Belgien streitet: Sterbehilfe oder «Lizenz zum Töten»

| Lesedauer: 3 Minuten
Andreas Middel

Brüssel - Das Königreich Belgien sorgt mit seinem liberalen Gesetz zur aktiven Sterbehilfe für weltweites Aufsehen. Und in ersten Reaktionen aus dem Ausland stehen Vorbehalte und Kritik im Vordergrund. Die Deutsche Hospiz-Stiftung etwa nennt das Gesetz eine «Lizenz zum Töten». Und auch der Bundesärztekammer geht die belgische Regelung entschieden zu weit.

In Belgien selbst ist die Entscheidung des Parlaments auch nicht unumstritten. Direkt nach der Entscheidung des belgischen Parlaments, die Sterbehilfe wesentlich zu erleichtern, haben die Christdemokraten im Lande eine Klage vor dem europäischen Menschengerichtshof in Straßburg angekündigt.

Die Liberalisierung der Sterbehilfe widerspreche der Europäischen Grundrechtecharta und dem darin verbrieften Recht auf Leben.

Auch die katholische Kirche im Königreich hat die Entscheidung der belgischen Volksvertreter heftig kritisiert. Das Gesetz stehe im Widerspruch zum Grundwert des Respekts menschlichen Lebens. Das Gesetz, das am Donnerstagabend verabschiedet wurde, berge die Gefahr, dass Kranke einem starken Druck ihrer Angehörigen oder des Pflegepersonals ausgesetzt würden, den Tod zu akzeptieren.

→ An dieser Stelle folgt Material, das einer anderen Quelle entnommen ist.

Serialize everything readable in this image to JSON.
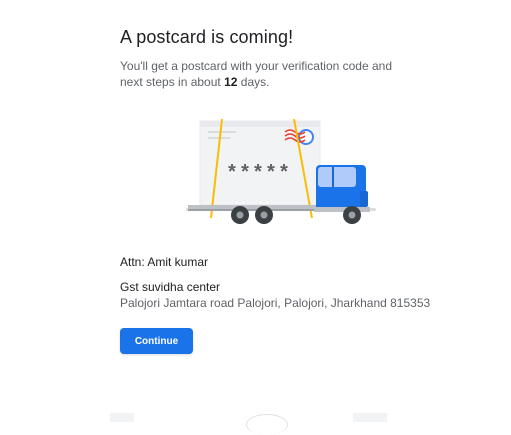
{
  "header": {
    "title": "A postcard is coming!",
    "description_before": "You'll get a postcard with your verification code and next steps in about ",
    "days": "12",
    "description_after": " days."
  },
  "illustration": {
    "code_mask": "*****",
    "truck_color": "#1a73e8",
    "strap_color": "#fbbc04"
  },
  "address": {
    "attn": "Attn: Amit kumar",
    "business_name": "Gst suvidha center",
    "street": "Palojori Jamtara road Palojori, Palojori, Jharkhand 815353"
  },
  "actions": {
    "continue_label": "Continue"
  }
}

Mit 86 zu 51 Stimmen, bei zehn Enthaltungen, hatte die Regierungsmehrheit aus Liberalen, Sozialdemokraten und Grünen von Regierungschef Guy Verhofstadt im Brüsseler Parlament ein Gesetz verabschiedet, das allgemein als das liberalste der Welt angesehen wird. Danach ist künftig in Belgien die Tötung auf Verlangen für unheilbar kranke Patienten erlaubt, auch wenn sie nicht in absehbarer Zeit sterben werden. Die Regelung gilt auch für Menschen mit einem dauerhaften psychischen Leiden. Die belgischen Regelungen gehen nach Meinung von Fachleuten noch weit über das niederländische Sterbehilfegesetz hinaus, das weltweit für Aufsehen sorgte.

Nach Angaben des belgischen Justizministerium beschränkt das Gesetz die Sterbehilfe auf mündige Jugendliche und Erwachsene, die im Vollbesitz ihrer geistigen Kräfte sind. Der sterbewillige Kranke muss eine schriftliche Willenserklärung abgeben. Ist er dazu nicht fähig, muss eine Person seines Vertrauens den Wunsch niederschreiben. Wenn sich die Krankheit des Patienten nicht im Endstadium befindet, muss der behandelnde Arzt vor der Sterbehilfe einen zweiten Mediziner konsultieren. Zwischen der Erklärung, sterben zu wollen und der Euthanasie muss mindestens ein Monat liegen.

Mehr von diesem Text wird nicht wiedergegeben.